Does the Bible claim that pi is 3?
I Kings 7:23 states the following:
"The sea was then cast; it was made with a circular
rim, and measured ten cubits across, five in height, and thirty in circumference."
Apparently, critics of the Bible and any claims to its infallibility love using this passage. They point out that these proportions imply pi equals 3, when its value (according to Wikipedia) is really closer to 3.14159. That is, if the width were really ten cubits, the circumference should be, not thirty cubits. but closer to 31.4159 cubits.
None of these critics are more gleeful than Jason, the proprietor of evolutionblog.blogspot.com. Follow the link for his detailed analysis, but here's what caught my eye:
"Now, as it happens I don't think it is unreasonable to conclude that the writers were simply giving round, ballpark numbers. But I'm not the one claiming that every word in the Bible is divinely inspired and infallible. Please don't tell me that on the one hand the Bible is reliable in everything it says, but on the other I have to first learn math and science from some independent source before I can know how to interpret it properly.

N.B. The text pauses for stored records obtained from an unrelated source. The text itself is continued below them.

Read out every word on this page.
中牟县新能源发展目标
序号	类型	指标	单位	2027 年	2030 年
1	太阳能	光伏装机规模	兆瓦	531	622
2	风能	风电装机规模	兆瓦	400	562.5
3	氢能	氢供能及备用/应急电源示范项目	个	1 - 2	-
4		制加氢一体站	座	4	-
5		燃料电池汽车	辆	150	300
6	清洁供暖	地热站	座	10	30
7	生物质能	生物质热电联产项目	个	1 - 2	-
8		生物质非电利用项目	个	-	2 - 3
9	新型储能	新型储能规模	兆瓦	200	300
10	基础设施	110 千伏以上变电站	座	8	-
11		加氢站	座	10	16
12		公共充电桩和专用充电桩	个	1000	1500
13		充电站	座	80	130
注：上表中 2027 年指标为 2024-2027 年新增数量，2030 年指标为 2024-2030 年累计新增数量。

"There is no reason, outside independent knowledge that pi, in fact, is not three, to interpret those measurements as approximations. And even if you do interpret them as approximations, you're still left with the fact that the plain meaning of the Biblical text can lead you astray on matters of math and science."
This breathless passage sent me back to check the words of the passage again. Here's what I don't see:
"The sea was then cast; it was made with a very precisely circular rim, and measured 10.00 cubits across, 5.00 in height, and 30.00 in circumference."

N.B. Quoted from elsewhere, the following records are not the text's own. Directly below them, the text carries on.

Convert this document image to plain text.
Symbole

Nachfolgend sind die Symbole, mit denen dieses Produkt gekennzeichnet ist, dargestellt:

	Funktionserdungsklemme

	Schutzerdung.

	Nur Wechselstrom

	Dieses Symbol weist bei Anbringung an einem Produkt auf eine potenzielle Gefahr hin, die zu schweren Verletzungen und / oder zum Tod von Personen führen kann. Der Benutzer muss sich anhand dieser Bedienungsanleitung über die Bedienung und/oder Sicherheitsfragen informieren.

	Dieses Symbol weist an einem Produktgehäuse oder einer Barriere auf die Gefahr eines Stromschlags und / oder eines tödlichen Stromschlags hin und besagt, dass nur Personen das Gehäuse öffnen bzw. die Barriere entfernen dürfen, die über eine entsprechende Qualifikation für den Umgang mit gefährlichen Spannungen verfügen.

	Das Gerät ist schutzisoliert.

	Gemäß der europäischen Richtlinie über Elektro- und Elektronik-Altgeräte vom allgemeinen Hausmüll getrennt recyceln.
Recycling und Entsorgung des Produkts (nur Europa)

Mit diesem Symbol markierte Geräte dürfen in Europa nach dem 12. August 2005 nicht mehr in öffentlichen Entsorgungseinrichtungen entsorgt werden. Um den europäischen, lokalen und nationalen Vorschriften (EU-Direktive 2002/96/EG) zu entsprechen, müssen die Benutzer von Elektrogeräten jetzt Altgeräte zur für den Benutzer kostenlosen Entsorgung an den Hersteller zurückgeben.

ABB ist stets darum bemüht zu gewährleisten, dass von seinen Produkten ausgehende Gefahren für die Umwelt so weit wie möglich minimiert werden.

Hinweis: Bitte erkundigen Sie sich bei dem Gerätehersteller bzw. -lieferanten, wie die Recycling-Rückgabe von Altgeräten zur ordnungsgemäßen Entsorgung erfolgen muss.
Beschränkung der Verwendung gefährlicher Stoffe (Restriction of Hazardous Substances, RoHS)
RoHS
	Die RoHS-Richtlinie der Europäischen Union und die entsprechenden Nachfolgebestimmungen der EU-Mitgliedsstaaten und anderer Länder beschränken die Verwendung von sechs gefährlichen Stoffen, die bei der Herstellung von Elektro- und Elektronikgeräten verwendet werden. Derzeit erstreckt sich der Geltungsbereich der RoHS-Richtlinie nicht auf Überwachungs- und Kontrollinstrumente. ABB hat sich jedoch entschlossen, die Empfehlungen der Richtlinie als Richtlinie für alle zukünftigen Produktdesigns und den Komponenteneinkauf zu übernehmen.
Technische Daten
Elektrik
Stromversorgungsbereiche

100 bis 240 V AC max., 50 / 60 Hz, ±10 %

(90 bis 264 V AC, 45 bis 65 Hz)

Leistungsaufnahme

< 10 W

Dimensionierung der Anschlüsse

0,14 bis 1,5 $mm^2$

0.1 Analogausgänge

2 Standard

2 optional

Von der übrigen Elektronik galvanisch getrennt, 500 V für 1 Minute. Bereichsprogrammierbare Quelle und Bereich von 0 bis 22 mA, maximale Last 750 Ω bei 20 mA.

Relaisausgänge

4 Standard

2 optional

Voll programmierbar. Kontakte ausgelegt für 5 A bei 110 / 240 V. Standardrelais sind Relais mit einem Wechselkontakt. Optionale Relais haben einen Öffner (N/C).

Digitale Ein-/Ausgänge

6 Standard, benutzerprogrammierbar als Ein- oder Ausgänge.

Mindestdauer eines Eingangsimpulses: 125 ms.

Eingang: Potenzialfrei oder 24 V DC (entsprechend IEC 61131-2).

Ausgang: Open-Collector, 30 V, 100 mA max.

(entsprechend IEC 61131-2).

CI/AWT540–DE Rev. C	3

If this were how the passage was presented in the Bible, I think Jason might have had a point. However, the Biblical passage does not seem to be pretending to a high degree of precision -- ten, five, and thirty seem like nice round numbers. Nor do we know how perfectly circular the "circular rim" was. We often describe the earth as a sphere, but in fact it is an oblate spheroid -- does that mean that if you use the term sphere, you're being fallible?
No, you're being imprecise. It seems clear that Jason is conflating imprecision with fallibility.

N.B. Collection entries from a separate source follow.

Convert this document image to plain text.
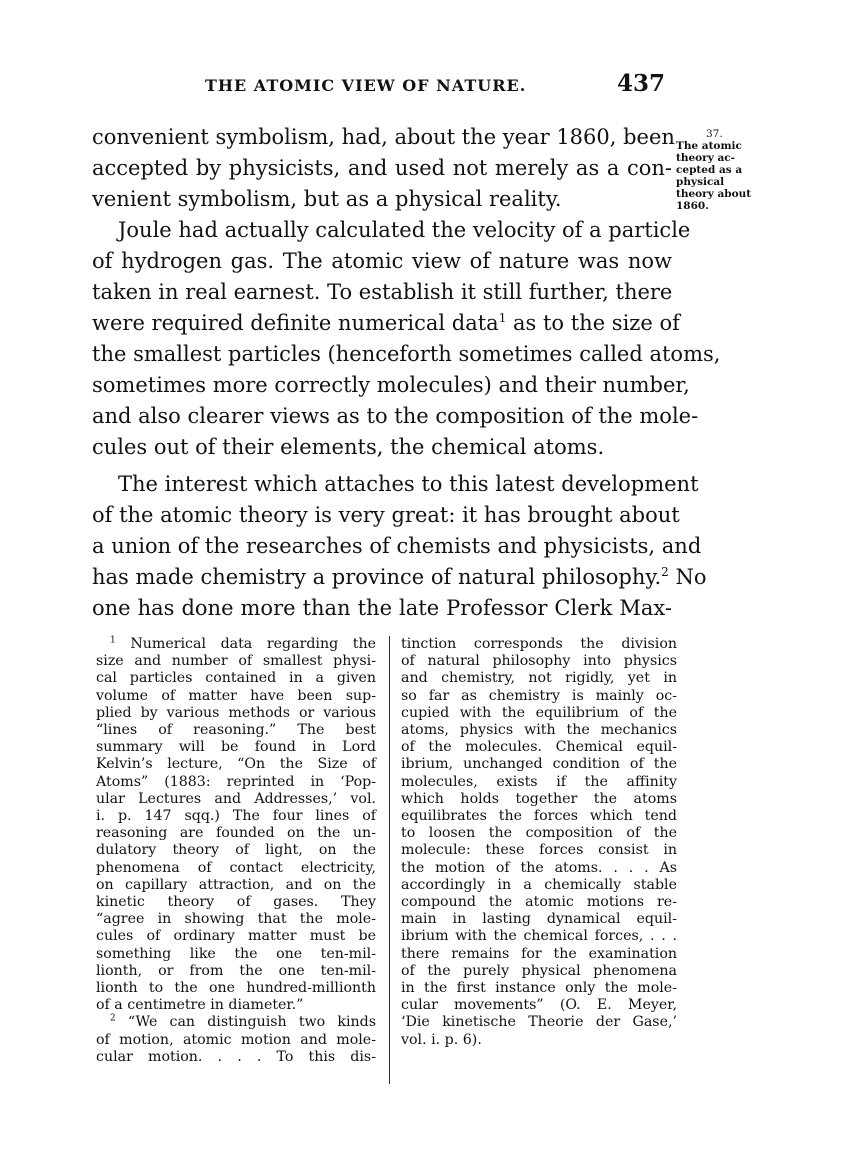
THE ATOMIC VIEW OF NATURE.	437
37.
The atomic
theory ac-
cepted as a
physical
theory about
1860.
convenient symbolism, had, about the year 1860, been
accepted by physicists, and used not merely as a con-
venient symbolism, but as a physical reality.
Joule had actually calculated the velocity of a particle
of hydrogen gas. The atomic view of nature was now
taken in real earnest. To establish it still further, there
were required definite numerical data$^1$ as to the size of
the smallest particles (henceforth sometimes called atoms,
sometimes more correctly molecules) and their number,
and also clearer views as to the composition of the mole-
cules out of their elements, the chemical atoms.
The interest which attaches to this latest development
of the atomic theory is very great: it has brought about
a union of the researches of chemists and physicists, and
has made chemistry a province of natural philosophy.$^2$ No
one has done more than the late Professor Clerk Max-
$^1$ Numerical data regarding the
size and number of smallest physi-
cal particles contained in a given
volume of matter have been sup-
plied by various methods or various
“lines of reasoning.” The best
summary will be found in Lord
Kelvin’s lecture, “On the Size of
Atoms” (1883: reprinted in ‘Pop-
ular Lectures and Addresses,’ vol.
i. p. 147 sqq.) The four lines of
reasoning are founded on the un-
dulatory theory of light, on the
phenomena of contact electricity,
on capillary attraction, and on the
kinetic theory of gases. They
“agree in showing that the mole-
cules of ordinary matter must be
something like the one ten-mil-
lionth, or from the one ten-mil-
lionth to the one hundred-millionth
of a centimetre in diameter.”
$^2$ “We can distinguish two kinds
of motion, atomic motion and mole-
cular motion. . . . To this dis-
tinction corresponds the division
of natural philosophy into physics
and chemistry, not rigidly, yet in
so far as chemistry is mainly oc-
cupied with the equilibrium of the
atoms, physics with the mechanics
of the molecules. Chemical equil-
ibrium, unchanged condition of the
molecules, exists if the affinity
which holds together the atoms
equilibrates the forces which tend
to loosen the composition of the
molecule: these forces consist in
the motion of the atoms. . . . As
accordingly in a chemically stable
compound the atomic motions re-
main in lasting dynamical equil-
ibrium with the chemical forces, . . .
there remains for the examination
of the purely physical phenomena
in the first instance only the mole-
cular movements” (O. E. Meyer,
‘Die kinetische Theorie der Gase,’
vol. i. p. 6).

- Pi does equal 3, if you're rounding to the nearest integer.
- Pi equals 3.1, if you're rounding to the nearest tenth.
- Pi equals 3.14, if you're rounding to the nearest hundredth.
And so on. You can carry this out to as many decimal places as you like, but there is some specification at which pi will always be an approximation. Wikipedia carries it out to five decimal places, and still characterizes that as an "approximation". Pi generally equals 3.14 in grade school math, but NASA would probably require a little more precision. A shepherd culture, circa 800 B.C., might be forgiven a little imprecision.
Postscript: There is an excellent discussion from a physics web page of the concept of significant digits. The basic rule is that no calculation can be considered as more precise than the least precise number used to calculate it. The numbers given in I Kings 7:23 -- "five", "ten", "thirty" -- each contain only one significant digit. Therefore, even if we were to assume pi = 3.14, then (3.14)(10) = 30, because the operand 10 has only one significant digit.